Over the next four years, it became clear that the treatment was, in fact, working. Gray never experienced another pain crises or the debilitating fatigue that had plagued her all her life.

"It's wonderful. It's the change I've been waiting on my whole life," Gray told NPR a year after getting treated.

The change enabled Gray to care for herself and her children for the first time, even through the pandemic.

"This is major for me and my family," Gray said two years after her treatment. "Two years without me being in the hospital? Wow. We just can't believe it. But we're just so grateful."

Gray even started working full time selling cosmetics at a Walmart, and began traveling with her husband, Earl.

A victory tour in London

NPR spent a day with Gray sightseeing in London earlier this year during her first overseas trip. She had been invited to be the keynote speaker at a genetics conference celebrating the success of the treatment and exploring the remaining hurdles of gene-editing.

"The life that I once felt like I was only existing in, I am now thriving in," Gray, who is deeply religious, told the audience of scientists, doctors, ethicists and others, bringing many to tears. "I stand here before you today as proof that miracles still happen and that God and science can coexist."

Gray, who's now 38, is especially thrilled that she no longer has to worry about dying prematurely from a stroke or other complications of sickle cell, leaving her children without a mother.

"The therapy has really transformed my life more than I could have ever imagined," Gray said. "It gave me a new lease on life."

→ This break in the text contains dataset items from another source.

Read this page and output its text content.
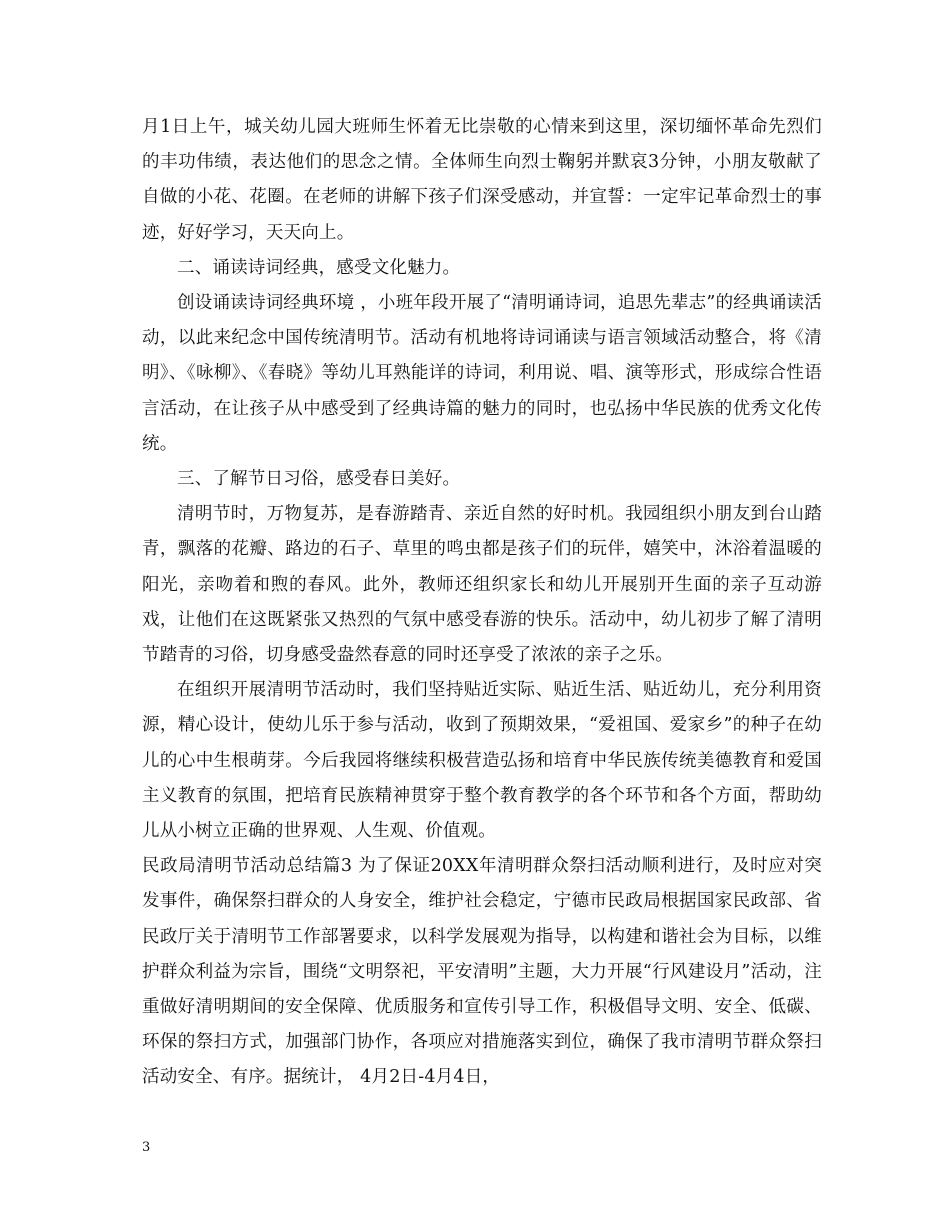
月1日上午，城关幼儿园大班师生怀着无比崇敬的心情来到这里，深切缅怀革命先烈们的丰功伟绩，表达他们的思念之情。全体师生向烈士鞠躬并默哀3分钟，小朋友敬献了自做的小花、花圈。在老师的讲解下孩子们深受感动，并宣誓：一定牢记革命烈士的事迹，好好学习，天天向上。

二、诵读诗词经典，感受文化魅力。

创设诵读诗词经典环境 ，小班年段开展了“清明诵诗词，追思先辈志”的经典诵读活动，以此来纪念中国传统清明节。活动有机地将诗词诵读与语言领域活动整合，将《清明》、《咏柳》、《春晓》等幼儿耳熟能详的诗词，利用说、唱、演等形式，形成综合性语言活动，在让孩子从中感受到了经典诗篇的魅力的同时，也弘扬中华民族的优秀文化传统。

三、了解节日习俗，感受春日美好。

清明节时，万物复苏，是春游踏青、亲近自然的好时机。我园组织小朋友到台山踏青，飘落的花瓣、路边的石子、草里的鸣虫都是孩子们的玩伴，嬉笑中，沐浴着温暖的阳光，亲吻着和煦的春风。此外，教师还组织家长和幼儿开展别开生面的亲子互动游戏，让他们在这既紧张又热烈的气氛中感受春游的快乐。活动中，幼儿初步了解了清明节踏青的习俗，切身感受盎然春意的同时还享受了浓浓的亲子之乐。

在组织开展清明节活动时，我们坚持贴近实际、贴近生活、贴近幼儿，充分利用资源，精心设计，使幼儿乐于参与活动，收到了预期效果，“爱祖国、爱家乡”的种子在幼儿的心中生根萌芽。今后我园将继续积极营造弘扬和培育中华民族传统美德教育和爱国主义教育的氛围，把培育民族精神贯穿于整个教育教学的各个环节和各个方面，帮助幼儿从小树立正确的世界观、人生观、价值观。

民政局清明节活动总结篇3 为了保证20XX年清明群众祭扫活动顺利进行，及时应对突发事件，确保祭扫群众的人身安全，维护社会稳定，宁德市民政局根据国家民政部、省民政厅关于清明节工作部署要求，以科学发展观为指导，以构建和谐社会为目标，以维护群众利益为宗旨，围绕“文明祭祀，平安清明”主题，大力开展“行风建设月”活动，注重做好清明期间的安全保障、优质服务和宣传引导工作，积极倡导文明、安全、低碳、环保的祭扫方式，加强部门协作，各项应对措施落实到位，确保了我市清明节群众祭扫活动安全、有序。据统计， 4月2日-4月4日，

3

But she too worried that many sickle cell patients won't be able to get the treatment, including some of her own relatives who have the disorder. The treatment, which was developed by Vertex Pharmaceuticals and CRISPR Therapeutics, both in Boston, will be marketed as Casgevy.

"That's a horrific feeling for me to have opened the door for sickle cell patients and then sickle cell patients don't receive it," Gray said. "Something has to be done to ensure that the patients who need it the most actually get it."